What approaches can be used to study eIF4E-dependent translation in mouse models?

Several techniques have proven valuable:

• Ribosome profiling and genome-wide translational profiling to identify eIF4E-sensitive mRNAs

• Western blotting with eIF4E knockout cell lines as negative controls

• Bicistronic reporter assays to distinguish cap-dependent from IRES-dependent translation

• Electrophysiological studies (e.g., LTD measurements) to assess functional consequences of eIF4E modulation

• Context discrimination and other behavioral tests to examine cognitive effects

These complementary approaches allow for comprehensive analysis of eIF4E-dependent processes from molecular to behavioral levels.

How do insights from mouse eIF4E studies inform potential therapeutic strategies?

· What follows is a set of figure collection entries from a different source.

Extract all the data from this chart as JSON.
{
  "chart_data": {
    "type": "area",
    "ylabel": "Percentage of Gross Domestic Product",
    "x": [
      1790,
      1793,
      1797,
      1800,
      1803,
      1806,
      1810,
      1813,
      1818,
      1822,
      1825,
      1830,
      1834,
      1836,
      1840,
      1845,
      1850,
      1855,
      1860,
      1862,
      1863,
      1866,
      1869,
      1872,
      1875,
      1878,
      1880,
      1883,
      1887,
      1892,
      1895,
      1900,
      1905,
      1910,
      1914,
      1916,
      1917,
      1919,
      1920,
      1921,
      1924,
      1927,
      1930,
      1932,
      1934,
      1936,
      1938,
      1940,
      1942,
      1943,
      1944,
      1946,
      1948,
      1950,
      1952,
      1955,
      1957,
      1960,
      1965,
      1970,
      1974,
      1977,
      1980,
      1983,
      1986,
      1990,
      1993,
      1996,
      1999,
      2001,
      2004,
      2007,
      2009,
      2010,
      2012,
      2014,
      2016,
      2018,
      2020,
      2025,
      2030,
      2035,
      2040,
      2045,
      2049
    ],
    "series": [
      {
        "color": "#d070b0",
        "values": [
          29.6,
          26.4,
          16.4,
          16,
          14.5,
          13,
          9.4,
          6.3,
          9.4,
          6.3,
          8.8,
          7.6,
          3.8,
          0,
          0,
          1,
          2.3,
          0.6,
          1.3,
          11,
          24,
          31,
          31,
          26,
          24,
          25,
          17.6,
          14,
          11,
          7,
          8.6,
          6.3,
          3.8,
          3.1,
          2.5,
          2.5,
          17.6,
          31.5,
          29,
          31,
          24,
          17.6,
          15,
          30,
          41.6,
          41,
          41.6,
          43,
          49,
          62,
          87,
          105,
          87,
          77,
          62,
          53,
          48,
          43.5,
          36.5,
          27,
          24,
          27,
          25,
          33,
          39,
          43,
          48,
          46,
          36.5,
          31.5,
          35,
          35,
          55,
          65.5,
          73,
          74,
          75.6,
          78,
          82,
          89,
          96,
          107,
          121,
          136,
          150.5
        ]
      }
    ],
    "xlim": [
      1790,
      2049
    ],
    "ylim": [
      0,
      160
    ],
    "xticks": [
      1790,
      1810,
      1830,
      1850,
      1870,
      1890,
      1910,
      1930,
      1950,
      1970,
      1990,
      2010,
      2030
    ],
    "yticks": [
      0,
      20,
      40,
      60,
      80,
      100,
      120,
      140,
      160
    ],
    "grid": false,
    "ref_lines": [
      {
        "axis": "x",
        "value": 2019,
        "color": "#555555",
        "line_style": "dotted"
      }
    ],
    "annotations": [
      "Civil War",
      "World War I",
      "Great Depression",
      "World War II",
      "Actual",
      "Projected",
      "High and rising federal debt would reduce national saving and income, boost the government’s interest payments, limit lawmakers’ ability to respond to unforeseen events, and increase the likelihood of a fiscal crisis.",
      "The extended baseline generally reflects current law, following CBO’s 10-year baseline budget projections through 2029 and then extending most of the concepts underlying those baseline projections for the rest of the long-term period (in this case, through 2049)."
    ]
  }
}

Mouse studies have revealed several promising therapeutic avenues:

• Cancer: Targeting eIF4E could impair cancer growth while minimally affecting normal physiological processes due to the excess eIF4E threshold

• Fragile X Syndrome: Inhibiting eIF4E-eIF4G interactions normalizes both synaptic plasticity and behavioral phenotypes

• Other neurological disorders: eIF4E modulation affects synaptic function and may be relevant for conditions with dysregulated protein synthesis

The differential requirements for eIF4E in normal physiology versus pathological states creates potential therapeutic windows for selective intervention.

What is the relationship between eIF4E and signaling pathways in mouse models?

eIF4E function is regulated by and influences several signaling pathways:

• mTORC1 pathway: Phosphorylates and inhibits 4E-BP2, releasing eIF4E so it can bind to eIF4G

• ERK pathway: Controls translation initiation via phosphorylation of eIF4E by MNK1 and MNK2 kinases

• Rac1-PAK-cofilin pathway: Connected to eIF4E via CYFIP1, regulating actin dynamics

• Metabotropic glutamate receptor pathway: Activates translation through eIF4E-dependent mechanisms

Understanding these regulatory relationships provides opportunities to indirectly modulate eIF4E function through established drug targets.